Autsh!!! I haven't seen this either! These non-commutative thingies are
really not my domain.

> So, of course, if I+J = (1), then I^n + J^n = 1, since you can expand
> (a+b)^{2n+1} using the binomial theorem and conclude that there exist
> r in I^n and s in J^n such that r+s = 1.
>
> For one sided ideals, you still get the same thing: If I and J are,
> say, left ideals, and I+J = (1), then there exist a in I and b in J
> with a+b=1; since they commute, (a+b)^{2n+1} can be expanded using the
> binomial theorem, and each monomial is either of the form k*a^n or
> j*b^n, with k,j in R, hence in I^n and in J^n, respectively, so
> I^n+J^n=(1).
>
> (I^n would be the ideal of all sums of n-fold products of elements of
> I, which is still a left ideal).

... just out of curiosity: Do we have something similar for three and
more ideals - or does the result above tremendously depend on "descent"
(to the commutative subring Z[a,b]) for two summands only? I must
confess that I cannot see anything useful while staring at the
commutators [a,b+c]=[b,a+c]=[c,a+b]=0 given 1 = a + b + c.

--
Best wishes,
J.

[Bill Dubuque]

Arturo Magidin <mag...@math.berkeley.edu> wrote:
>Bill Dubuque <w...@nestle.csail.mit.edu> wrote:
>>"maxbl...@gmail.com" <maxbl...@gmail.com> wrote:
>>>
>>> If I + J = R (for I,J ideals in R), why then I^n + J^n = R?
>>
>> Max M > (i^m,j^n) => M > (i,j) = 1 =><=
>
> Of course, this is implicitly assuming at least a weak version of
> the Axiom of Choice, to warrant the existence of a maximal ideal
> containing the given ideal. But this can be done without assuming that
> every proper ideal is contained in a maximum ideal: pick a in I and b
> in J with a+b = 1, and consider (a+b)^k for sufficiently high k.

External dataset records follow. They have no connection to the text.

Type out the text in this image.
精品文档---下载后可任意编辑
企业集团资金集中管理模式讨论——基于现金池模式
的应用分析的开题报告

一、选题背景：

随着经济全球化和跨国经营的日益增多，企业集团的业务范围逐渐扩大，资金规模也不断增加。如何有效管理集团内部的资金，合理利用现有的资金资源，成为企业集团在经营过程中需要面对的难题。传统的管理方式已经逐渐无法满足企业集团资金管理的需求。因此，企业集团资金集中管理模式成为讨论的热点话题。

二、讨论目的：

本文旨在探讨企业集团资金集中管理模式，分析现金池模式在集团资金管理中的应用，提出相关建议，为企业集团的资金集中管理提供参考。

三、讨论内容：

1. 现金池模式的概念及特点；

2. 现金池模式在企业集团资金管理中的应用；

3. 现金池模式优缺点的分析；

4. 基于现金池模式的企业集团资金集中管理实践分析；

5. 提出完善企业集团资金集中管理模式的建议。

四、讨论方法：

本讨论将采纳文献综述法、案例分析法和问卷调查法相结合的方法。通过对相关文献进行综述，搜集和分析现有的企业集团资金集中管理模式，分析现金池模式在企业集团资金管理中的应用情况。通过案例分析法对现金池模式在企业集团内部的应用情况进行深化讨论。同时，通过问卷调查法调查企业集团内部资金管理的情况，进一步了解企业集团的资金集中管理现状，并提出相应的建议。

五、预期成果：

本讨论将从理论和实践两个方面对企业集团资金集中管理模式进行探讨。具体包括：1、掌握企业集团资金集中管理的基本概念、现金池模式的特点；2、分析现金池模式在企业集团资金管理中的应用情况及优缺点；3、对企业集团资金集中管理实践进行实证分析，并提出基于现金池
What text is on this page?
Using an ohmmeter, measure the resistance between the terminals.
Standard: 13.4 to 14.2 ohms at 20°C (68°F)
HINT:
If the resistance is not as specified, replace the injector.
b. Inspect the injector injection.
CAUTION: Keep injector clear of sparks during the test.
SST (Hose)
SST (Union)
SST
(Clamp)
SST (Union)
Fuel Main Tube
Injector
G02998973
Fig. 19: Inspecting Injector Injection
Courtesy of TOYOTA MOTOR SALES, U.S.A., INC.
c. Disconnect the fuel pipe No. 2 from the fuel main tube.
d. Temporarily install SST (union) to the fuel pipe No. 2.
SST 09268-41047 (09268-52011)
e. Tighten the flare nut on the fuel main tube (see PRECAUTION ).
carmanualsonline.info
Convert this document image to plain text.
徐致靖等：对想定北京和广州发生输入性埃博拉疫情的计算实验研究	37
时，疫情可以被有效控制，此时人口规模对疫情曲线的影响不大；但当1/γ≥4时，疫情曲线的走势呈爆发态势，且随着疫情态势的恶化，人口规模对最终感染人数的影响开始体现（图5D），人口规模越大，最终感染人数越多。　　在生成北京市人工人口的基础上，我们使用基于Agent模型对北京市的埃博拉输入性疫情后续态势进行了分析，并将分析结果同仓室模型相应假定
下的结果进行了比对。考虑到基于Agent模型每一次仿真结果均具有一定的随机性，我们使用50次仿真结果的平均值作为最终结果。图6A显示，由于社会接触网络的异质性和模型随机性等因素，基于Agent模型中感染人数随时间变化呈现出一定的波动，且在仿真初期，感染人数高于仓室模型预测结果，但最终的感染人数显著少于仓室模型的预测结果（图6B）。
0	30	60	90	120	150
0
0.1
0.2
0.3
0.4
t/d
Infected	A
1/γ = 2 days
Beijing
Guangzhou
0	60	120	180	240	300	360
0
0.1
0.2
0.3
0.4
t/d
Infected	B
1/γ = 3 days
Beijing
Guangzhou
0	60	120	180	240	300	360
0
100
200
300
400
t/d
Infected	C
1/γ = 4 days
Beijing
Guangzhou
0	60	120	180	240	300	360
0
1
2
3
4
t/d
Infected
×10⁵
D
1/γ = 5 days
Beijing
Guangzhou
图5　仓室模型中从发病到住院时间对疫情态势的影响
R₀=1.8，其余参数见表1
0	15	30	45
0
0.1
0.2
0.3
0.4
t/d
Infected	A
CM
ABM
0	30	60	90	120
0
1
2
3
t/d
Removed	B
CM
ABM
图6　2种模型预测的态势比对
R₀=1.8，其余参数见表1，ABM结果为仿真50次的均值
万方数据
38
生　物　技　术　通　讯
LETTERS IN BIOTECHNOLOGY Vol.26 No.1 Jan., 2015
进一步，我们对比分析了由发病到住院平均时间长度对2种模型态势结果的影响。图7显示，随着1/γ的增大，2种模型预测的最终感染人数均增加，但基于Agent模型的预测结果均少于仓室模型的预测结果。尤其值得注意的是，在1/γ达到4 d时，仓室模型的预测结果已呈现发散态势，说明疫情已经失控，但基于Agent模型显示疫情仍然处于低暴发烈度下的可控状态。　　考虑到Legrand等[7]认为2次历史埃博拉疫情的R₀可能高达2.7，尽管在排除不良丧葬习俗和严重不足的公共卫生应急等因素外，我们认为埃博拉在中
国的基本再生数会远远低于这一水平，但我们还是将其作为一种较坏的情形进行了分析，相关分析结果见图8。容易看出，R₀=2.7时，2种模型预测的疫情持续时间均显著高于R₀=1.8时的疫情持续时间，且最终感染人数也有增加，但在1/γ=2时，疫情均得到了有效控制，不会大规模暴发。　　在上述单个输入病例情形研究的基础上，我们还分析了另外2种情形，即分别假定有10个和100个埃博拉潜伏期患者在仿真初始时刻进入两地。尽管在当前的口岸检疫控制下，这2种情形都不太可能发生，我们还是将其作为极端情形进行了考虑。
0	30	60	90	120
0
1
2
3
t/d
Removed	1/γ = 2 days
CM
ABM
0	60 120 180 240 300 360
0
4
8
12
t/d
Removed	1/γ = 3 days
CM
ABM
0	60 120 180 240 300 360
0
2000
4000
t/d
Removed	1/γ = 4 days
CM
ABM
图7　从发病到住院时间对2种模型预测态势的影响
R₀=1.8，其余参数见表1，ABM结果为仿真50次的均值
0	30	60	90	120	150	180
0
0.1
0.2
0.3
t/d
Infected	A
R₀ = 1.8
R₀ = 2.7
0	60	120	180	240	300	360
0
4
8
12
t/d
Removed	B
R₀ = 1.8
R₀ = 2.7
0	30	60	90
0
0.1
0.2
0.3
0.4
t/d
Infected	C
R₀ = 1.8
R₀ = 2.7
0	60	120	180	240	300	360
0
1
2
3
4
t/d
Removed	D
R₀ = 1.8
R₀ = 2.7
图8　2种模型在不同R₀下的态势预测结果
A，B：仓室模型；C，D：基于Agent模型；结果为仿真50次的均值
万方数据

If your prefer the constructive route then
it'd be simpler to be a bit more radical, i.e.

rad(I^m + J^n + ...) > I + J + ... = 1

=> I^m + J^n + ... = 1

--Bill Dubuque

[Arturo Magidin]

In article <y8zk5cl...@nestle.csail.mit.edu>,

Personally, I have no objection to the Axiom of Choice and will use it
willingly; in deference to those that do have misgivings, though, I
try to be explicit about its use, that's all.